Nunca lo olvidaré...
Fue el amanecer de un 27 de febrero... Pronto se cumplirán cuatro décadas.
Feliz y orgulloso le mostré a mi padre, mi primogénita... Su primera nieta.
Su gesto siempre adusto, apenas sí dibujó una leve sonrisa y me dijo:
Ahora es cuando verdaderamente principia tu gran misión, que es un eterno apostolado que heredamos con la vida y que ha de terminar con la misma existencia. Pues sólo cuando desaparecemos de este mundo, es cuando finaliza esa misión. Esta misión comprende desde todos los cuidados, alimentación, vestido, medicinas, educación y formar ese ser dentro de las más estrictas normas de la moralidad, para que después él siga esa interminable cadena de la vida.
En ese entonces, por mi juventud y la euforia que experimentaba, esas sabias palabras, las escuché sin ponerles su debida atención y pasaron como puede pasar una leve brisa.
Ahora que los años nos han llenado de experiencia, vemos que en verdad, qué difícil es educar un hijo.
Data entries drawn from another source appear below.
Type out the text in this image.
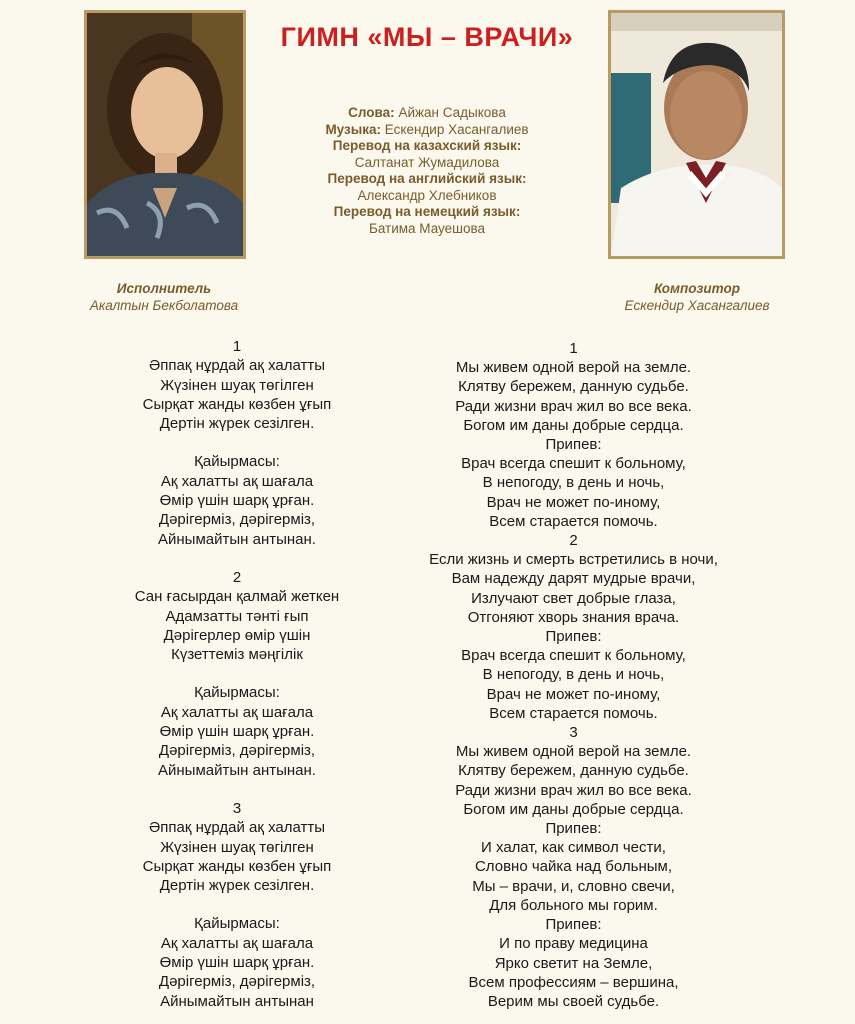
ГИМН «МЫ – ВРАЧИ»
Слова: Айжан Садыкова
Музыка: Ескендир Хасангалиев
Перевод на казахский язык:
Салтанат Жумадилова
Перевод на английский язык:
Александр Хлебников
Перевод на немецкий язык:
Батима Мауешова
Исполнитель
Акалтын Бекболатова
Композитор
Ескендир Хасангалиев
1
Әппақ нұрдай ақ халатты
Жүзінен шуақ төгілген
Сырқат жанды көзбен ұғып
Дертін жүрек сезілген.
Қайырмасы:
Ақ халатты ақ шағала
Өмір үшін шарқ ұрған.
Дәрігерміз, дәрігерміз,
Айнымайтын антынан.
2
Сан ғасырдан қалмай жеткен
Адамзатты тәнті ғып
Дәрігерлер өмір үшін
Күзеттеміз мәңгілік
Қайырмасы:
Ақ халатты ақ шағала
Өмір үшін шарқ ұрған.
Дәрігерміз, дәрігерміз,
Айнымайтын антынан.
3
Әппақ нұрдай ақ халатты
Жүзінен шуақ төгілген
Сырқат жанды көзбен ұғып
Дертін жүрек сезілген.
Қайырмасы:
Ақ халатты ақ шағала
Өмір үшін шарқ ұрған.
Дәрігерміз, дәрігерміз,
Айнымайтын антынан
1
Мы живем одной верой на земле.
Клятву бережем, данную судьбе.
Ради жизни врач жил во все века.
Богом им даны добрые сердца.
Припев:
Врач всегда спешит к больному,
В непогоду, в день и ночь,
Врач не может по-иному,
Всем старается помочь.
2
Если жизнь и смерть встретились в ночи,
Вам надежду дарят мудрые врачи,
Излучают свет добрые глаза,
Отгоняют хворь знания врача.
Припев:
Врач всегда спешит к больному,
В непогоду, в день и ночь,
Врач не может по-иному,
Всем старается помочь.
3
Мы живем одной верой на земле.
Клятву бережем, данную судьбе.
Ради жизни врач жил во все века.
Богом им даны добрые сердца.
Припев:
И халат, как символ чести,
Словно чайка над больным,
Мы – врачи, и, словно свечи,
Для больного мы горим.
Припев:
И по праву медицина
Ярко светит на Земле,
Всем профессиям – вершина,
Верим мы своей судьбе.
Sobre todo, olvidarse de los devaneos como primer paso nos exige una integridad moral sin tacha.
Esa educación, que se mama en casa, tomará la forma en que la modelemos. Es como el agua... que toma el perfil del recipiente en que se coloca.
Los padres somos el espejo en que se reflejará la buena o mala educación de la familia. Los hijos siempre tratan de imitar a los padres, hasta en lo más mínimo y pocos son los que se apartan de esta singularidad.
Al hijo hay que mimarlo y acariciarlo y estar a su lado el mayor tiempo posible. Estar en constante comunicación y siempre respondiendo a sus preguntas y darle solución a los descubrimientos que haya de esta vida. Mostrémosles la ruta por donde han de transitar, que sientan orgullo de sus padres y que esa misma educación la transmitan a los suyos, no olvidemos que siempre... SEREMOS EL ESPEJO DEL ALMA.